Lucy's Legacy: Sex and Intelligence in Human Evolution

  • Alison Jolly
Harvard University Press: 1999. 518 pp. $29.95, £18.50
Credit: DAVID NEWTON

Gigolo in French means a male prostitute, while in German it may mean a Don Juan, and some Americans see in it a man used by women in one way or another. Alison Jolly probably had this last sense in mind when she provocatively proposed to rename a group of primates with many females and a single male a ‘gigolo’ group. The alternative term ‘harem’ suggests that it is the male who is most important; if he's a gigolo, he's there because the females tolerate him.

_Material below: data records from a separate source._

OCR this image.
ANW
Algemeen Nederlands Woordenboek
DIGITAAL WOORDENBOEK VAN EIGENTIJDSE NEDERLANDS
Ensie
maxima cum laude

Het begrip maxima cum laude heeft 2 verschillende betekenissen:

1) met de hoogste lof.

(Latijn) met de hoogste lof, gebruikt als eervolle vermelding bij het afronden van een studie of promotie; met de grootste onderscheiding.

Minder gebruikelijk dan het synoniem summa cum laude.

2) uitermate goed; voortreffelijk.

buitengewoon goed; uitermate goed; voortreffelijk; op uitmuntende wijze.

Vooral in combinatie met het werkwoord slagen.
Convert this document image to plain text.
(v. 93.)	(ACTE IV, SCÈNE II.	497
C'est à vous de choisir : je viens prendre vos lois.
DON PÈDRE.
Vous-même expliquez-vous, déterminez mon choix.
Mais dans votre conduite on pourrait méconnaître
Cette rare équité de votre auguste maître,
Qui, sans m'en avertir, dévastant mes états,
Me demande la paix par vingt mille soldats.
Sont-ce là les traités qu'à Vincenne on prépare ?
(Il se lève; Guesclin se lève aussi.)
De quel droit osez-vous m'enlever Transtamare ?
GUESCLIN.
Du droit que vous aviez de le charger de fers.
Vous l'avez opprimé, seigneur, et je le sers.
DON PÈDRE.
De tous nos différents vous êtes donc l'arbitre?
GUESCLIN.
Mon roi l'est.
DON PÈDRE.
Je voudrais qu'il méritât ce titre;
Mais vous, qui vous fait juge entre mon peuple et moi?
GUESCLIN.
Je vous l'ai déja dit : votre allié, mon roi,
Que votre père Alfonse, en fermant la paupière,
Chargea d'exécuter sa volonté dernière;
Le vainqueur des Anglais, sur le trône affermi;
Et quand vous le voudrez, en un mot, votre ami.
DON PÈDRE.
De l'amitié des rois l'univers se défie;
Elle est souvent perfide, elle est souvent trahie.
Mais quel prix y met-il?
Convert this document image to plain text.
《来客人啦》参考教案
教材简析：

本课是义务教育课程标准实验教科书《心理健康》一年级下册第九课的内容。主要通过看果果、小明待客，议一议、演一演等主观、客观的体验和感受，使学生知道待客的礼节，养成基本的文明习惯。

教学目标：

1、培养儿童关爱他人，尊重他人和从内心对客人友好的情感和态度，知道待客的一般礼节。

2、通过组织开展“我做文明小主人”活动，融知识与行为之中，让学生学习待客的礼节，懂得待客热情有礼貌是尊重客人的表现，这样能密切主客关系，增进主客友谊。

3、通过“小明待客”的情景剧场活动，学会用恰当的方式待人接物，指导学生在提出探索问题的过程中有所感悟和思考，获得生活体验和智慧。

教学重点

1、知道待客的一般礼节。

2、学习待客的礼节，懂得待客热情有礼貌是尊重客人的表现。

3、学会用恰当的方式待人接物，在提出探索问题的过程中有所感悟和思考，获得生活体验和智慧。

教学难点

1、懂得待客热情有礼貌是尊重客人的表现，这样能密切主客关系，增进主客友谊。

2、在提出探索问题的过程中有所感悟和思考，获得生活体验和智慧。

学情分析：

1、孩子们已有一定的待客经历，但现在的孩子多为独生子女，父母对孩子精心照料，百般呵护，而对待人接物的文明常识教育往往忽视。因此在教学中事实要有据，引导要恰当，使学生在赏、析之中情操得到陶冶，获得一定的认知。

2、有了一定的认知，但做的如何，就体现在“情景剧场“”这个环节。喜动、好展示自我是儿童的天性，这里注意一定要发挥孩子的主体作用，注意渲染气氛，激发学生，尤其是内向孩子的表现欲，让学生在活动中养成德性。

Alison Jolly's book is a refreshing and stimulating account of evolution, and especially of the evolution of sex and intelligence in humans and primates. One of its strengths is her presentation of the female view. We men have always had a tendency to consider life mainly from our own perspective. Thus, terms such as ‘female choice’ or ‘female control’ rapidly faded out of favour despite the fact that Darwin used them. But it is important for men to consider the other view of evolution, sex and intelligence — especially since there are good theoretical reasons to expect that intelligence can out-compete strength, and that internal fertilization gives every female mammal the final choice of which sperm is going to fertilise her egg. It would be surprising if females did not use this huge advantage.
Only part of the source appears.